Алфёдов бредёт в коридоре, цепляется за стены. Он ничего не видит. Зак молится, чтобы пожарные уже были рядом. Трёт глаза, боится. Он не чувствует левой руки, хотя видел, как её прищемило дверью. Потом. Сейчас нужно вывести детей. Алфёдов бьёт Джаста по лицу, хрипит без слёз, чтобы не смел отключаться. Зак глядит сквозь помутневшее окно. Тридцать восемь.
Зак прижимает на секунду к себе Алфёдова, говорит громко, чтобы услышал сквозь рёв и треск, "сгруппируйтесь". Звон стекла. На улице гомон людей. Зак молится. Выглядывает пожарных, выдыхает нервно, чуть спокойнее. Кричит, "ловите!". Алфёдов выпрыгивает из окна. За ним через десять секунд падает камнем Джаст. Люди кричат, что дети живы. Пожарные разворачивают гидрант.
Двадцать одна.
Зак путается в ногах, не чувствует половину тела. Он просто хочет упасть. Проклясть Жирафа, что лез всё глубже в дело Жреца. Им трижды давали намёки. Теперь они горят.
Девять.
Зак зовёт на последних силах Жирафа и Нео. Ждёт три секунды и сам прыгает со второго этажа.

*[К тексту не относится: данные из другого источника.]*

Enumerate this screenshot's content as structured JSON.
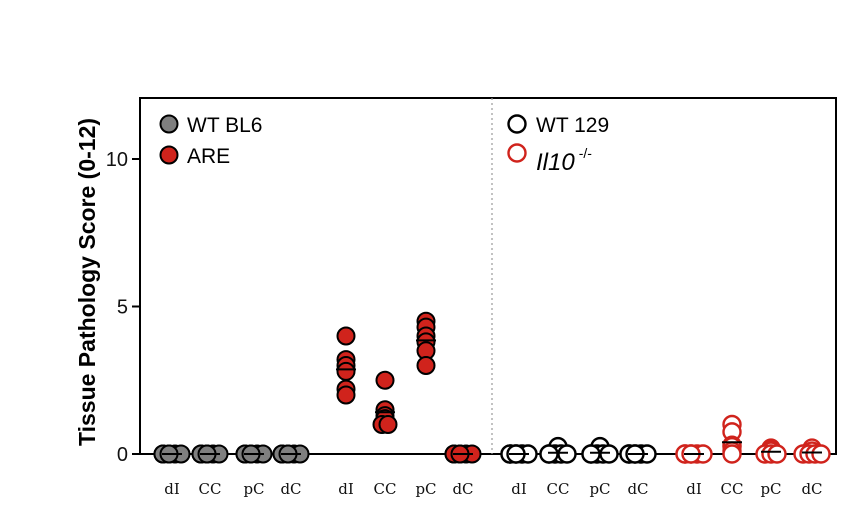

Его хватают руки. Уводят-уносят, что-то шепчут. Пальцы бегают по его лицу. Зак не в силах кричать, сдирают кожу с щёк, маска тянет за собой. Кончик носа горит. В глазах красный туман. И он не может надышаться. Ему мало и слишком много. Мало свободы — врачи обступают кольцом, пытаются спасти его. Мало знания, что сейчас с детьми? Целы ли они? А Жираф? Какого чёрта этот ублюдок забыл в этом кабаре? Почему, что вообще произошло? У Зака глюки, он видит как в воздухе вьются золотые бабочки. Их много. Так много, что он не может разобрать ничего кроме этого полотна и лиц врачей. Кислород, слишком сладкий, переливается через край. Он везде, как эти бабочки. И его слишком много. Зак задыхается в нём.
Всё тело прошибает слабость. Руки трясутся, и желудок сжимается. Желчь течёт по обугленным губам. Он дышит нервно, как загнанная собака. Ему холодно.
Глаза бегают, пытаются выловить сквозь бабочек знакомых. Руки, не его, тянут врачей за халаты. Язык едва ворочается, неумело складывает звуки, сливаются в вопрос, "где они". Ему не отвечают, затаскивают в белый катафалк. Зак хочет кричать, что ему нужно знать. Он бьёт слабо руками по кушетке, дёргает ногами. Говорит и говорит, заплетается, продолжает. "Что с ними?"
Зак дышит быстро-быстро, как после марафона, дёргает головой. Нет, подождите, ему нужно узнать, чёрт возьми!
Зак глотает воздух ртом, пытается скинуть кислородную маску с лица. У него глаза закатываются.
Золотая бабочка сидит на его закопченном носу, машет медленно крыльями.